Musetti: “Il mio gioco antico è un valore aggiunto in questo tennis tutto uguale”
L'Intervista al Financial Times: "I figli mi hanno cambiato, il passaggio da ragazzo a uomo l'ho sentito tantissimo"

Montecarlo 10/04/2025 - Atp Montecarlo / foto Psnews/Image Sport nella foto: Lorenzo Musetti
La “band”, la chiama. Gli italiani del tennis, che il tennis maschile italiano non s’era mai sognato di avere tutti assieme: Sinner, e poi a seguire: Cobolli, Berrettini, Arnaldi, Bolelli-Vavassori in doppio. E poi lui appunto, Musetti. Il numero 2 azzurro in top ten fino agli infortuni. “È stato un anno difficile”, dice intervistato dal Financial Times, “soprattutto in Australia, quando ero davvero al culmine della mia carriera”. La parte più difficile – più del dolore, delle ore di fisioterapia e riabilitazione, delle visite a vari specialisti (“ho consultato professionisti in ogni campo”) o dell’essere costretto a fermarsi – è stata “semplicemente accettarlo”.
Musetti dice che il suo gioco “vintage” nel tennis di oggi tutto uguale “è un valore aggiunto, che può mettere in difficoltà il mio avversario”. E poi l’eleganza del gesto gli ha fatto chiudere un bell’accordo di sponsorizzazione con Rolex: “I marchi di lusso non scelgono i loro ambasciatori solo in base ai risultati”, dice Claudia D’Arpizio, responsabile globale moda e lusso di Bain & Company.

A 24 anni ha già due figli con la sua compagna Veronica, Ludovico e Leandro di soli sette mesi. “È stata una vera e propria trasformazione.
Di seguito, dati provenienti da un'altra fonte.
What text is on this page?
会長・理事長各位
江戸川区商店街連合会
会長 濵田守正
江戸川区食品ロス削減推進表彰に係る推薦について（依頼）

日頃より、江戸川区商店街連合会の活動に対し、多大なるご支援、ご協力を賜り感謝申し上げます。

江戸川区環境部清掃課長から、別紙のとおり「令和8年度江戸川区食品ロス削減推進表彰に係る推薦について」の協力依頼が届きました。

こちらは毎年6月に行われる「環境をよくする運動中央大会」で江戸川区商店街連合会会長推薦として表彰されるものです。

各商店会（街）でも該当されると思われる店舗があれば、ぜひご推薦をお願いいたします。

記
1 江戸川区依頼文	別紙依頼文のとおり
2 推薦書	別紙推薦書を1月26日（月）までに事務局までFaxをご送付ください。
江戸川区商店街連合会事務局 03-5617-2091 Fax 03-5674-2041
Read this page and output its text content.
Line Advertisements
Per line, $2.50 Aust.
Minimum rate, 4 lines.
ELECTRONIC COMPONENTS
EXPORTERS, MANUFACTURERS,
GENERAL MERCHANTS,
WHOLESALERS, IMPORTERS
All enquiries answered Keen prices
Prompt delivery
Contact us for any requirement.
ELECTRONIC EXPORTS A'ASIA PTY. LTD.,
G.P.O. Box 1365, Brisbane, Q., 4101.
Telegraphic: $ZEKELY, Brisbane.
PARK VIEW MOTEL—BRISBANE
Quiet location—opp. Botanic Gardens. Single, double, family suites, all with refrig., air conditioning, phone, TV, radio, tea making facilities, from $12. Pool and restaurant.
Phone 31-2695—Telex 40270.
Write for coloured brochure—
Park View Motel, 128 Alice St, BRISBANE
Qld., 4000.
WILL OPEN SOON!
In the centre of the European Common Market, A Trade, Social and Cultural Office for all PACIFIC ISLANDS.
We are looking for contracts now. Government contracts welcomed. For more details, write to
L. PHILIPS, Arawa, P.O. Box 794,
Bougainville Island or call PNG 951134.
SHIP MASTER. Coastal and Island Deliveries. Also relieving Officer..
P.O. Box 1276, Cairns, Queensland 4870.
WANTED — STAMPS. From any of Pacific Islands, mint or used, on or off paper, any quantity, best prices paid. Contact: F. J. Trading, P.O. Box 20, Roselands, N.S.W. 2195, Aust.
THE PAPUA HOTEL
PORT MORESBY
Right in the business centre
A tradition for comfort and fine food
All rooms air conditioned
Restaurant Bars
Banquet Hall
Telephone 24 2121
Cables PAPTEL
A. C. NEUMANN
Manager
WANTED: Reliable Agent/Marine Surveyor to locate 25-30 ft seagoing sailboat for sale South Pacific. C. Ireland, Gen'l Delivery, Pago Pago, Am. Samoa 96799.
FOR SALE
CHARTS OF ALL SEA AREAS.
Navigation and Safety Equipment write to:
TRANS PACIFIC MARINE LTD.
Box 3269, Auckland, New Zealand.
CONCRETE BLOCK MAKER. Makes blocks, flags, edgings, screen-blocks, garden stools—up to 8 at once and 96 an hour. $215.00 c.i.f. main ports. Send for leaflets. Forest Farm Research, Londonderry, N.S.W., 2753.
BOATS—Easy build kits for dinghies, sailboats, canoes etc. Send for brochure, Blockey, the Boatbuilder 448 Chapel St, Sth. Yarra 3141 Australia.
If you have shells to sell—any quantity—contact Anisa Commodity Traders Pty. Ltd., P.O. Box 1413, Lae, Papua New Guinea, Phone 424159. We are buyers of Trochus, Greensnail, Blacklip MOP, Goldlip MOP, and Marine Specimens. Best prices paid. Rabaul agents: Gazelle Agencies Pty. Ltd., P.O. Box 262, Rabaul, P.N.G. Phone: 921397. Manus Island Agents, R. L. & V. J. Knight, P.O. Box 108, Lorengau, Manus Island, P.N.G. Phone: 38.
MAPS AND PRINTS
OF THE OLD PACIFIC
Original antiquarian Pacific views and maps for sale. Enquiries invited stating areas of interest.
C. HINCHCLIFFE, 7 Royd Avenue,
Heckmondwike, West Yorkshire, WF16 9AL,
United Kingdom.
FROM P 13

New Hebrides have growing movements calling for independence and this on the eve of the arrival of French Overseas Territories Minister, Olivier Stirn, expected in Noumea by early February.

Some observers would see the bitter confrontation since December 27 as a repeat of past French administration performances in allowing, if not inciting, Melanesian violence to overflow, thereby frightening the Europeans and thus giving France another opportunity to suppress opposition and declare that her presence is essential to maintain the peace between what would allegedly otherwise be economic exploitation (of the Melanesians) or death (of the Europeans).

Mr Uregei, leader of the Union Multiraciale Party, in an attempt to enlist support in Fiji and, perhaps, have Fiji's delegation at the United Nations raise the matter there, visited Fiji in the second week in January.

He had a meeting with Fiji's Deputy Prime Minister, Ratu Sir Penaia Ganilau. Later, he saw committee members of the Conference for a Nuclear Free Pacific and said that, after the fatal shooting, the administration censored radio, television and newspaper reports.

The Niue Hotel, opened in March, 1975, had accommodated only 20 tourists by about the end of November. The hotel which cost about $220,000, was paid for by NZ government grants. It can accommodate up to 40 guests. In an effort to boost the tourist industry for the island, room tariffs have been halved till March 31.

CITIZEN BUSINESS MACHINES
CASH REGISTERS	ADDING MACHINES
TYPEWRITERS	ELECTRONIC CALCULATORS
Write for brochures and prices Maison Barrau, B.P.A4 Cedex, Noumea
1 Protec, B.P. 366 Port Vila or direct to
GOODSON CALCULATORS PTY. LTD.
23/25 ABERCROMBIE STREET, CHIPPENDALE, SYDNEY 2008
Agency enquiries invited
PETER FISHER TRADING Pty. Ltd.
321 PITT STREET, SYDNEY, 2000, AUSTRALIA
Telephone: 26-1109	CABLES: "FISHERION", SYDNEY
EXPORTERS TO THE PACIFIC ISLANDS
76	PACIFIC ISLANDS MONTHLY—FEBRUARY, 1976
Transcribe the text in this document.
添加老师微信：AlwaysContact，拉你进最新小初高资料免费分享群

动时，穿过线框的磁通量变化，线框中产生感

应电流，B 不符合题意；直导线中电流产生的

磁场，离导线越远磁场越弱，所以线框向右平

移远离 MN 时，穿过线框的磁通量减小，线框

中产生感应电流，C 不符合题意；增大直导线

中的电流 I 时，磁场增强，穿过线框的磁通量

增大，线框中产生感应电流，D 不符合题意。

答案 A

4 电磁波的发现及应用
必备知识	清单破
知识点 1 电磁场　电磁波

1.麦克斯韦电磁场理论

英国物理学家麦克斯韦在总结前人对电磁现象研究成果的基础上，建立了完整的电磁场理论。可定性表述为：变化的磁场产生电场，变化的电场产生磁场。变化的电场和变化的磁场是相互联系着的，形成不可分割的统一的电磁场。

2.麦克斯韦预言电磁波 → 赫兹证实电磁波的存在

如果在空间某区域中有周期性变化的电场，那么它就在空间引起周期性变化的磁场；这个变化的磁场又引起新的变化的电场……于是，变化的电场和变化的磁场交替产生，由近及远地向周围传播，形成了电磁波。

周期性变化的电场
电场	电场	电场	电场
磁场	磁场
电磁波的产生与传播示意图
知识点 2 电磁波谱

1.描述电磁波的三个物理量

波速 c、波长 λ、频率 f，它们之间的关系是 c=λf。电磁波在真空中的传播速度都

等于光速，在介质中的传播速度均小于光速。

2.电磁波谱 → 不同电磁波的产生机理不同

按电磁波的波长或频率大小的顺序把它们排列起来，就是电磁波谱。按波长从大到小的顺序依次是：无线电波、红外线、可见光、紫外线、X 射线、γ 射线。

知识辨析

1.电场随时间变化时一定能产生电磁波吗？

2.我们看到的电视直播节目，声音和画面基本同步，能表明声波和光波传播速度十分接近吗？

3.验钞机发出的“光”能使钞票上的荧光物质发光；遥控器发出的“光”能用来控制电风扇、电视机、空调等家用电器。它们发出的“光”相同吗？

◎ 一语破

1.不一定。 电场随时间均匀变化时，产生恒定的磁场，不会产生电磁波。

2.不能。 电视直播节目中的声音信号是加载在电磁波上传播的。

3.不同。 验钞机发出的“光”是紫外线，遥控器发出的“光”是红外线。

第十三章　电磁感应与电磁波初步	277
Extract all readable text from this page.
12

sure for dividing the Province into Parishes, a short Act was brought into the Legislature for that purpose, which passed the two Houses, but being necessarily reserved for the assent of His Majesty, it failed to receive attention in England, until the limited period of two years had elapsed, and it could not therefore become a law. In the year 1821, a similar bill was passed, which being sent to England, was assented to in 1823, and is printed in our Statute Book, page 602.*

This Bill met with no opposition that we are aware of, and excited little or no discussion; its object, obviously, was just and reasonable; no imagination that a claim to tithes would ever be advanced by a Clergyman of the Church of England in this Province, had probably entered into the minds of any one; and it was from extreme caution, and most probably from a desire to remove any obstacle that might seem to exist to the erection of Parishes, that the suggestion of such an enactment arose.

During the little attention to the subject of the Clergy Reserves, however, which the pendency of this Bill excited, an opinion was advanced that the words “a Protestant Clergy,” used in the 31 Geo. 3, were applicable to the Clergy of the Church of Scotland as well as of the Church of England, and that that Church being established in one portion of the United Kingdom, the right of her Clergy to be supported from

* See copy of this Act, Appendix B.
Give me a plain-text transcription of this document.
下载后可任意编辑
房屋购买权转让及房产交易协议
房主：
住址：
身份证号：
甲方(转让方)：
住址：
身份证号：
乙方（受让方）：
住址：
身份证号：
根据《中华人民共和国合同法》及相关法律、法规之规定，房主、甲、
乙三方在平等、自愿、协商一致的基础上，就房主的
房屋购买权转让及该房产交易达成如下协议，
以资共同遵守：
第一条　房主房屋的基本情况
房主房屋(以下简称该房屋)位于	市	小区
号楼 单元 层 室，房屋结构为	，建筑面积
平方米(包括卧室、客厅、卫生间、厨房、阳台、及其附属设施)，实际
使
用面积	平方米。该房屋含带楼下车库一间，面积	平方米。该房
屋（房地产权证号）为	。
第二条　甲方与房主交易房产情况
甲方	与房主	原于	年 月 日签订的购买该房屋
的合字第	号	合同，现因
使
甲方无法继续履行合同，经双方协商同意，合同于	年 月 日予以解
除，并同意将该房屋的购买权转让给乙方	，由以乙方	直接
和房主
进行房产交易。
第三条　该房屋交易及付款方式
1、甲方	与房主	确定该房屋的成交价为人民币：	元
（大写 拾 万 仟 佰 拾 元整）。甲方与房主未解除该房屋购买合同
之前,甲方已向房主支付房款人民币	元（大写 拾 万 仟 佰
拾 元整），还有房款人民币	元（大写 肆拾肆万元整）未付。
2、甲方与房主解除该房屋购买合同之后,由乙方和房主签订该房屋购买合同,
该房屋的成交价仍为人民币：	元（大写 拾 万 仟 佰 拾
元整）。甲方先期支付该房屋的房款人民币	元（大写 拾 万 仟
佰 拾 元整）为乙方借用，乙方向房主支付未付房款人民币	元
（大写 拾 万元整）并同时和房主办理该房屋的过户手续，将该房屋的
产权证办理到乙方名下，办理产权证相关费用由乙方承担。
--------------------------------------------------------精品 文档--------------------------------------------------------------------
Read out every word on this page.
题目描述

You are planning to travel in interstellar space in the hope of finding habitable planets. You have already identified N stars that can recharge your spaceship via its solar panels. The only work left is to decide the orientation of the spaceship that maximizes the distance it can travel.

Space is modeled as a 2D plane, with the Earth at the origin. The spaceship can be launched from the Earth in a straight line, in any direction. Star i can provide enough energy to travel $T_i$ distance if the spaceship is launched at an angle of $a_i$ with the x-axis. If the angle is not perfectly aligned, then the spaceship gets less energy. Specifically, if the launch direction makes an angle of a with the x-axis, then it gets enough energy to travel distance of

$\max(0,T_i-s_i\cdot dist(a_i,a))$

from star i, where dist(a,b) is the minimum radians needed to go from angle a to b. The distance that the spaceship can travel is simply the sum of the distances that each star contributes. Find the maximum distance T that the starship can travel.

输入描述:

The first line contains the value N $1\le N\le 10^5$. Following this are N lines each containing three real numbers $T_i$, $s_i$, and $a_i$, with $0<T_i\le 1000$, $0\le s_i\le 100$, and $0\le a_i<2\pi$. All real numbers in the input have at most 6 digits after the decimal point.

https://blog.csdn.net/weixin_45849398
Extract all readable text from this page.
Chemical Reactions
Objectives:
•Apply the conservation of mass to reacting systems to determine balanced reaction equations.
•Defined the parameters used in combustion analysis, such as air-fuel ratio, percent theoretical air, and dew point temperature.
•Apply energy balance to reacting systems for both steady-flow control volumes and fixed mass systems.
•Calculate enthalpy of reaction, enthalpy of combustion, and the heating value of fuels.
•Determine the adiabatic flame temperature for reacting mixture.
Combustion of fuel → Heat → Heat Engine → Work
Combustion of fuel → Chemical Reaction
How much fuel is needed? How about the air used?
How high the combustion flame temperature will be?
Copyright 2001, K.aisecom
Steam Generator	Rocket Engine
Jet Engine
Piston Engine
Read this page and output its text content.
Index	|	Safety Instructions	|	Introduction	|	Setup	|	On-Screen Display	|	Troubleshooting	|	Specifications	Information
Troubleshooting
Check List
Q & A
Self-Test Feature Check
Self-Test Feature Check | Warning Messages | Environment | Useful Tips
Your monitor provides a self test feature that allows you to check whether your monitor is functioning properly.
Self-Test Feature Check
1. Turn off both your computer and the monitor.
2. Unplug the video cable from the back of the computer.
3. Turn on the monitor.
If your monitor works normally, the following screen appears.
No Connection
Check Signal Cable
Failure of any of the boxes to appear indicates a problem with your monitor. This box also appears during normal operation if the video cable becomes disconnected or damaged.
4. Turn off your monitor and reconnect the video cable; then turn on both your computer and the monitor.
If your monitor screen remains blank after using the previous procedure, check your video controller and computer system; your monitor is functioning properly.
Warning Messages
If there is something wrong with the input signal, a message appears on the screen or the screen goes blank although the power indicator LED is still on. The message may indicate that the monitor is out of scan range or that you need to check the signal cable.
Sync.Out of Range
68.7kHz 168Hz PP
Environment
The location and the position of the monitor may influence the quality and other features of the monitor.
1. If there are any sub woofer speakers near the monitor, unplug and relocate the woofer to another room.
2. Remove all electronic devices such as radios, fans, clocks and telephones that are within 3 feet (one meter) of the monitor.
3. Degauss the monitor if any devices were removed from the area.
Quel passaggio dall’essere un ragazzo all’essere un uomo, iniziato con la gravidanza della mia compagna, l’ho sentito e lo sento molto forte“.
Ora sta facendo pace col concetto di lunga guarigione: “Possiamo constatare che oggigiorno le carriere si stanno allungando. Spero di poter continuare a giocare fino ai trent’anni inoltrati, come fa Novak. La connessione mente-corpo è fondamentale. Nulla è più importante per la salute generale dell’essere forti psicologicamente e mentalmente. Bisogna avere la propensione a fare certi sacrifici. Ma bisogna anche essere aperti e disponibili. La guarigione è pazienza e anche resilienza: il coraggio di riprovare”.